EQCN study of anodic dissolution and surface oxide film formation at Au in the presence of Cl− or Br− ions: A model process for corrosion studies

The anodic dissolution of an Au electrode and associated thin-layer oxide film formation in aq. H2SO4 in the presence of Cl− or Br− ions at various concentrations provides a model process for metal corrosion.
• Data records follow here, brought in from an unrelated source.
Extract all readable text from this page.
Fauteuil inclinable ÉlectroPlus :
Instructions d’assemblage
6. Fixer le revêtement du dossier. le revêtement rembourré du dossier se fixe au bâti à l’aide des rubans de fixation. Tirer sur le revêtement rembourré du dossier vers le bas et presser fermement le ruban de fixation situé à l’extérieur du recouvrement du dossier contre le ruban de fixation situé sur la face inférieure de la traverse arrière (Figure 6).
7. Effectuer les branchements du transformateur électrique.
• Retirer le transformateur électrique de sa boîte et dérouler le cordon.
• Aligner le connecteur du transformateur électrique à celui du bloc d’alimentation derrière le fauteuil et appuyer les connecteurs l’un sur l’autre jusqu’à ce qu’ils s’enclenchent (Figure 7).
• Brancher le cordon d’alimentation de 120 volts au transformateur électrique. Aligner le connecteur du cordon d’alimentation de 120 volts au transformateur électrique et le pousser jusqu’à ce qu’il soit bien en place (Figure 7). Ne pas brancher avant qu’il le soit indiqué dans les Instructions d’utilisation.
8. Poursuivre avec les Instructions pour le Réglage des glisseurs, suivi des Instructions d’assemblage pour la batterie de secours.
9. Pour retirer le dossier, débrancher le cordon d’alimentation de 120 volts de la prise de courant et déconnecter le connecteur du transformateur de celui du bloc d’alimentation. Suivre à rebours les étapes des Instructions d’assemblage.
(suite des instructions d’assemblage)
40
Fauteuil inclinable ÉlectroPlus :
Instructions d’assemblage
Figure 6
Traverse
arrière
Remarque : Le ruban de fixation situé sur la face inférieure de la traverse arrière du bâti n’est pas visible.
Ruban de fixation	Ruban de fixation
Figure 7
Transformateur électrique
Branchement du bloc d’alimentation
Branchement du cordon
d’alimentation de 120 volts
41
In the present work such processes were investigated using cyclic voltammetry and chronoamperometry, with complementary nanogravimetry measurements using the EQCN. The results clearly indicate that in 0.5 M H2SO4 electrolyte, containing 1 mM Br− or Cl−, Au dissolves over the potential range 1.0 – 1.45 V(RHE) through a 3e oxidation process involving Au complex-ion formation that can be followed in situ by means of UV spectroscopy. The linear relationship between mass changes and reciprocal square-root of sweep-rate and between anodic currents in cyclic voltammetry at ca. 1.20 V for Br− (1.39 V for Cl−) and square-root of sweep-rate/or electrode rotation rate indicated quantitatively that the dissolution process is diffusion-controlled. It was interesting to find that electrode rotation in the presence of Cl− ions has little effect on the anodic formation of surface oxide, while, on the contrary, with Br− ions present, currents for oxide film reduction are not observed at rotation rates > ca. 400 rpm.